Und die Frauen, die sich mit diesen Strukturen konfrontiert sehen, bleiben oft alleine in den Gemeinschaften zurück, weil ihre Männer verschleppt oder verhaftet werden aufgrund des Anti-Terror-Gesetzes. Die Frauen erleben außerdem Gewalt aufgrund ihres Geschlechts innerhalb unserer Kultur. Die koloniale Gewalt wurde innerhalb der indigenen Kulturen weitervererbt. Die indigene Frau erlebt also eine Vielfalt von Gewalt und Unterdrückung.

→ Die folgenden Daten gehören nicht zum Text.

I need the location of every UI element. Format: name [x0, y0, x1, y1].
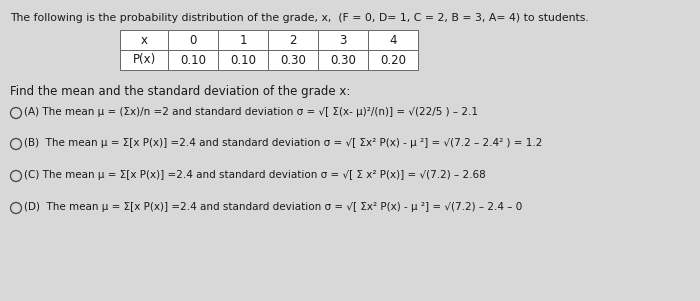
Circle shape	[10, 203, 22, 213]
Text: 2: 2	[289, 33, 297, 46]
Bar	[120, 50, 168, 70]
Text: Find the mean and the standard deviation of the grade x:: Find the mean and the standard deviation…	[10, 85, 351, 98]
Text: (A) The mean μ = (Σx)/n =2 and standard deviation σ = √[ Σ(x- μ)²/(n)] = √(22/5 : (A) The mean μ = (Σx)/n =2 and standard …	[25, 107, 479, 117]
Text: (D)  The mean μ = Σ[x P(x)] =2.4 and standard deviation σ = √[ Σx² P(x) - μ ²] =: (D) The mean μ = Σ[x P(x)] =2.4 and stan…	[25, 202, 523, 212]
Bar	[268, 50, 318, 70]
Text: (C) The mean μ = Σ[x P(x)] =2.4 and standard deviation σ = √[ Σ x² P(x)] = √(7.2: (C) The mean μ = Σ[x P(x)] =2.4 and stan…	[25, 170, 486, 180]
Text: 0.10: 0.10	[230, 54, 256, 67]
Circle shape	[10, 107, 22, 119]
Text: 0.10: 0.10	[180, 54, 206, 67]
Text: x: x	[141, 33, 148, 46]
Text: 1: 1	[239, 33, 246, 46]
Bar	[318, 50, 368, 70]
Bar	[168, 50, 218, 70]
Text: 0: 0	[189, 33, 197, 46]
Bar	[218, 30, 268, 50]
Bar	[368, 30, 418, 50]
Bar	[218, 50, 268, 70]
Circle shape	[10, 138, 22, 150]
Text: The following is the probability distribution of the grade, x,  (F = 0, D= 1, C : The following is the probability distrib…	[10, 13, 589, 23]
Text: (B)  The mean μ = Σ[x P(x)] =2.4 and standard deviation σ = √[ Σx² P(x) - μ ²] =: (B) The mean μ = Σ[x P(x)] =2.4 and stan…	[25, 138, 543, 148]
Text: 0.20: 0.20	[380, 54, 406, 67]
Bar	[368, 50, 418, 70]
Bar	[318, 30, 368, 50]
Bar	[168, 30, 218, 50]
Text: P(x): P(x)	[132, 54, 155, 67]
Text: 3: 3	[340, 33, 346, 46]
Circle shape	[10, 170, 22, 182]
Text: 4: 4	[389, 33, 397, 46]
Bar	[120, 30, 168, 50]
Bar	[268, 30, 318, 50]
Text: 0.30: 0.30	[330, 54, 356, 67]
Text: 0.30: 0.30	[280, 54, 306, 67]
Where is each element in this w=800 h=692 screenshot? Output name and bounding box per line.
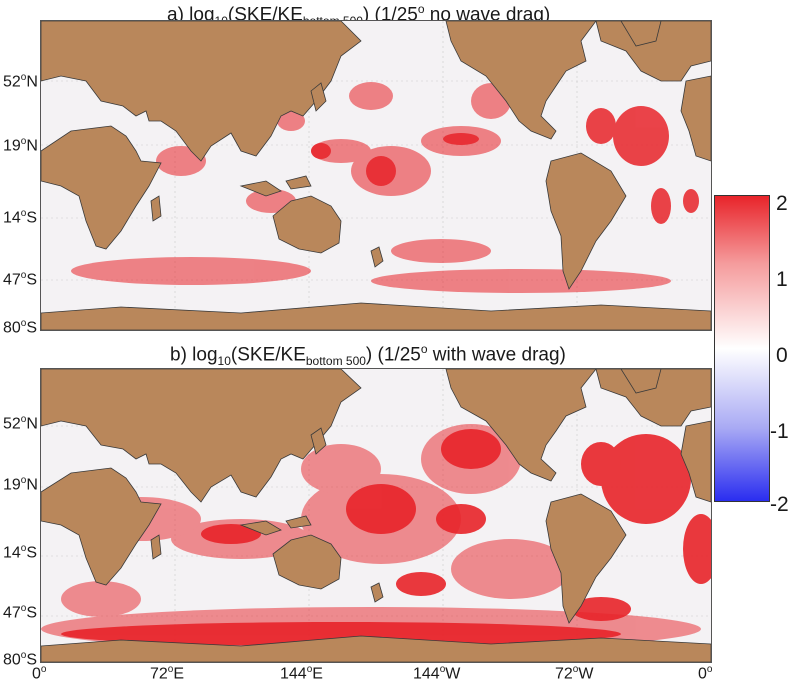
lat-label-52n-b: 52oN [3, 414, 38, 433]
colorbar-tick-1: 1 [776, 268, 788, 291]
lat-label-19n-a: 19oN [3, 136, 38, 155]
lon-label-0-right: 0o [698, 664, 713, 683]
colorbar [714, 195, 770, 502]
lat-label-52n-a: 52oN [3, 72, 38, 91]
lon-label-0: 0o [32, 664, 47, 683]
colorbar-tick-0: 0 [776, 344, 788, 367]
lat-label-80s-b: 80oS [3, 650, 38, 669]
lon-label-72w: 72oW [555, 664, 594, 683]
lat-label-14s-b: 14oS [3, 543, 38, 562]
lat-label-80s-a: 80oS [3, 318, 38, 337]
colorbar-tick-2: 2 [776, 192, 788, 215]
lon-label-144w: 144oW [413, 664, 461, 683]
lon-label-72e: 72oE [150, 664, 185, 683]
colorbar-tick-neg2: -2 [770, 493, 789, 516]
lon-label-144e: 144oE [280, 664, 323, 683]
lat-label-47s-b: 47oS [3, 603, 38, 622]
lat-label-47s-a: 47oS [3, 270, 38, 289]
colorbar-tick-neg1: -1 [770, 420, 789, 443]
map-panel-b [40, 368, 712, 663]
map-a-svg [41, 21, 711, 330]
lat-label-19n-b: 19oN [3, 475, 38, 494]
map-panel-a [40, 20, 712, 331]
map-b-svg [41, 369, 711, 662]
panel-b-title: b) log10(SKE/KEbottom 500) (1/25o with w… [170, 342, 566, 369]
lat-label-14s-a: 14oS [3, 208, 38, 227]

Würden Sie also sagen, dass das Patriarchat sich mit der Kolonialisierung etabliert hat oder war die Mapuche-Kultur schon vorher patriarchalisch?

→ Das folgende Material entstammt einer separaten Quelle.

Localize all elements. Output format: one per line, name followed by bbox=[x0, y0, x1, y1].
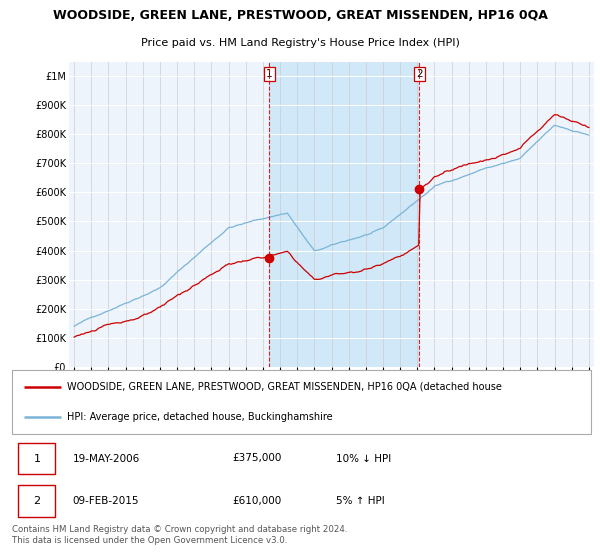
Text: 2: 2 bbox=[416, 69, 422, 79]
Text: 09-FEB-2015: 09-FEB-2015 bbox=[73, 496, 139, 506]
Text: Price paid vs. HM Land Registry's House Price Index (HPI): Price paid vs. HM Land Registry's House … bbox=[140, 38, 460, 48]
Text: 5% ↑ HPI: 5% ↑ HPI bbox=[336, 496, 385, 506]
Text: 1: 1 bbox=[34, 454, 40, 464]
Bar bbox=[269, 62, 419, 367]
Text: 1: 1 bbox=[266, 69, 273, 79]
Text: HPI: Average price, detached house, Buckinghamshire: HPI: Average price, detached house, Buck… bbox=[67, 412, 332, 422]
Text: WOODSIDE, GREEN LANE, PRESTWOOD, GREAT MISSENDEN, HP16 0QA (detached house: WOODSIDE, GREEN LANE, PRESTWOOD, GREAT M… bbox=[67, 382, 502, 392]
FancyBboxPatch shape bbox=[18, 443, 55, 474]
Text: £375,000: £375,000 bbox=[232, 454, 281, 464]
Text: WOODSIDE, GREEN LANE, PRESTWOOD, GREAT MISSENDEN, HP16 0QA: WOODSIDE, GREEN LANE, PRESTWOOD, GREAT M… bbox=[53, 9, 547, 22]
Text: 2: 2 bbox=[34, 496, 40, 506]
Text: 19-MAY-2006: 19-MAY-2006 bbox=[73, 454, 140, 464]
FancyBboxPatch shape bbox=[18, 486, 55, 517]
Text: £610,000: £610,000 bbox=[232, 496, 281, 506]
Text: 10% ↓ HPI: 10% ↓ HPI bbox=[336, 454, 391, 464]
Text: Contains HM Land Registry data © Crown copyright and database right 2024.
This d: Contains HM Land Registry data © Crown c… bbox=[12, 525, 347, 545]
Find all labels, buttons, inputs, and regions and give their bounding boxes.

Ich würde sagen, dass es sich verstärkt hat. Ich glaube nicht, dass es vorher ein Patriarchat auf dem Niveau gab, wie wir es nach der Kolonialisierung erlebt haben. Denn da steckt eine Ideologie dahinter. Die Kolonialherren kamen hier an mit einer christlichen Ideologie, die die Frauen in eine untergeordnete Position stellte. Zu dieser Zeit fanden in Europa Hexenverfolgungen statt und mit dieser Denkweise kamen die Eroberer nach Lateinamerika. Sie sahen die Frau als dem Mann untergeordnet an. Diese Ungleichheit der Geschlechter etablierte sich in einer Kultur, die ebenfalls bereits patriarchale Strukturen hatte. Und so wurde es immer stärker bis zu dem Punkt, an dem wir uns heute befinden.

Wie kamen Sie zur Poesie?

Zu schreiben ist eines der wichtigsten Dinge in meinem Leben. Es ist, was ich bin, was mich hier in der Welt positioniert. Seit ich das Schreiben gelernt habe, habe ich nicht aufgehört, es zu tun. Ich denke, dass es sehr wichtig für uns ist, zu schreiben, damit wir unsere Geschichten erzählen können, die woanders nicht erzählt werden. Die Poesie ist für mich antikapitalistisch. Nur wenige Menschen können die Poesie verkaufen. Es ist zwar nichts Massives, aber es ist eine schöne Geste, um gegen den Strom zu schwimmen. Es erfüllt mich.

Interview und Foto: Sophia Boddenberg.